I am still a relative newcomer to Expression Engine as a developer and a user. I am faced with the problem that a lot of my knowledge is being passed to me by users who have found ways to accomplish tasks traditionally undertaken by developers (eg product libraries) by using the channels system.

What I wondered was what people's views are on when it is best to advise a client to use this and when not to.

Let me use an example, a client wants a system which had venues where events could take place. The previous developer had chosen to use the membership system for the venues and the channels system for the events and write some custom code to attempt to knit the two together, specifically because there are not enough hooks to accomplish some background automated tasks like looking up the long/lat of the address of a venue when it is created or updated.

I am picking up after someone else's work largely but its not their fault, it was the information they were given as they were also new to the system.

In any other project this would be a master-detail type setup, events belong to venues, i'd probably write 2 custom tables, editors in the admin area via modules and then use regular custom code in the pages to display and act upon the info - this way, I could control what's happening when a user hits submit.

However, the instigating party is a veteran user of Expression Engine and instructed the previous developer in the manner of "oh, just put it all in the channels and then there's this tag and that tag and so on".

So, am I missing the point or am I right that this does not fit the channels system and when should you use channels and when not?

Thanks friends.

Foi útil?

Solução

This question is very hypothetical and every developer will give you a different answer as it all depends on the requirement and how that EE developer rolls.

Fundamentally ExpressionEngine allows you to approach builds in many ways, none are right and wrong, albeit some are easier, some harder, others just plain daft.

Basically Channels are groups of data "entries" - these can be anything. Using your example, venues could be one channel with fields created relevant to the subject (e.g. location, size, price, etc). And another channel for events with different fields (e.g. date, type, location).

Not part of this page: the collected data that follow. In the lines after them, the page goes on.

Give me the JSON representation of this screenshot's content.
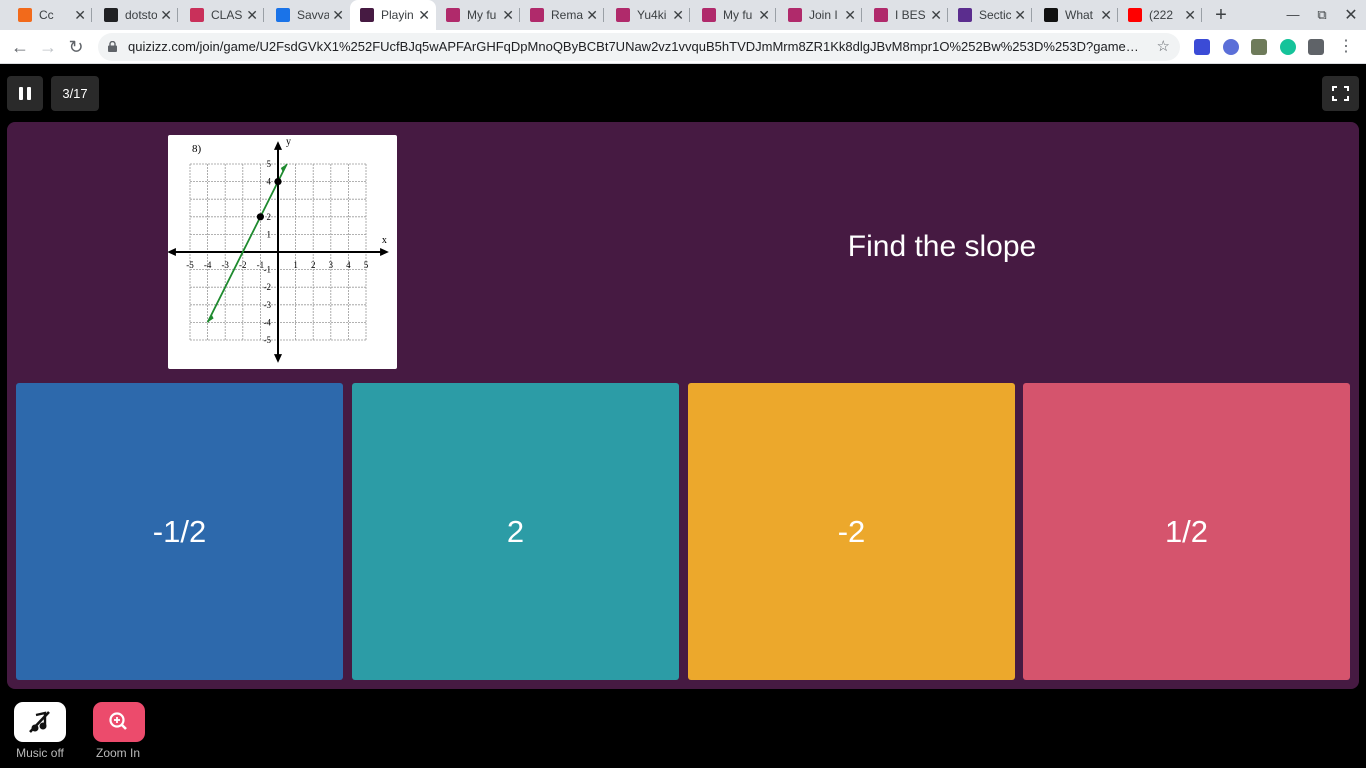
{
  "browser": {
    "tabs": [
      {
        "title": "Cc",
        "favicon_color": "#f26a1b"
      },
      {
        "title": "dotstorm",
        "favicon_color": "#202124"
      },
      {
        "title": "CLASSROOM",
        "favicon_color": "#c9305a"
      },
      {
        "title": "Savvas",
        "favicon_color": "#1a73e8"
      },
      {
        "title": "Playing",
        "favicon_color": "#461a42"
      },
      {
        "title": "My fu",
        "favicon_color": "#b02a6b"
      },
      {
        "title": "Rema",
        "favicon_color": "#b02a6b"
      },
      {
        "title": "Yu4ki",
        "favicon_color": "#b02a6b"
      },
      {
        "title": "My fu",
        "favicon_color": "#b02a6b"
      },
      {
        "title": "Join I",
        "favicon_color": "#b02a6b"
      },
      {
        "title": "I BES",
        "favicon_color": "#b02a6b"
      },
      {
        "title": "Sectic",
        "favicon_color": "#5b2d8e"
      },
      {
        "title": "What",
        "favicon_color": "#111111"
      },
      {
        "title": "(222",
        "favicon_color": "#ff0000"
      }
    ],
    "url": "quizizz.com/join/game/U2FsdGVkX1%252FUcfBJq5wAPFArGHFqDpMnoQByBCBt7UNaw2vz1vvquB5hTVDJmMrm8ZR1Kk8dlgJBvM8mpr1O%252Bw%253D%253D?gameType=as..."
  },
  "quiz": {
    "question_counter": "3/17",
    "question_text": "Find the slope",
    "graph": {
      "problem_number": "8)",
      "x_axis_label": "x",
      "y_axis_label": "y",
      "x_ticks": [
        "-5",
        "-4",
        "-3",
        "-2",
        "-1",
        "1",
        "2",
        "3",
        "4",
        "5"
      ],
      "y_ticks": [
        "5",
        "4",
        "2",
        "1",
        "-1",
        "-2",
        "-3",
        "-4",
        "-5"
      ],
      "line_points": [
        [
          -1,
          2
        ],
        [
          0,
          4
        ]
      ],
      "line_color": "#1e8a2e"
    },
    "options": [
      {
        "label": "-1/2",
        "color": "#2d69ac"
      },
      {
        "label": "2",
        "color": "#2c9ca6"
      },
      {
        "label": "-2",
        "color": "#eca82c"
      },
      {
        "label": "1/2",
        "color": "#d5546d"
      }
    ]
  },
  "controls": {
    "music_label": "Music off",
    "zoom_label": "Zoom In",
    "zoom_color": "#ec4b6c"
  }
}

Mostly anything can be slotted into a channel. But member details are best held within the native member functionality (although there is a commercial add-on that holds member data in a channel).

You reference the previous developers approach - this could be because they used a third-party add-on that required the data to be held separately to channels, or a lack of understanding on best approach. Or just because the developer decided to approach it that way! I suspect the last developer then associated a member (venue) to an entry (event) to link the event to the venue. Basic EE functionality allows for related entries which allows you to associate 1 entry with another (e.g. Event -> Venue), or using the excellent Playa add-on, so this approach is really not necessary.

Personally I would always store the data in channels, and people/members in the native membership functionality (e.g. admin, visitors to the site, customers, etc). I'd only build an add-on (utilising it's own tables/data) to store additional information if it was way outside what EE could store.

Outras dicas

To answer your practical question (it's stretching the scope of what Stack Overflow questions are supposed be honestly): you should use a channel for Venues and channel for Events, and the Venue field in the Event entry is a "Related Entries" fieldtype linked to the Venues channel. That's the "standard" EE way, and the most similar to a traditional database schema.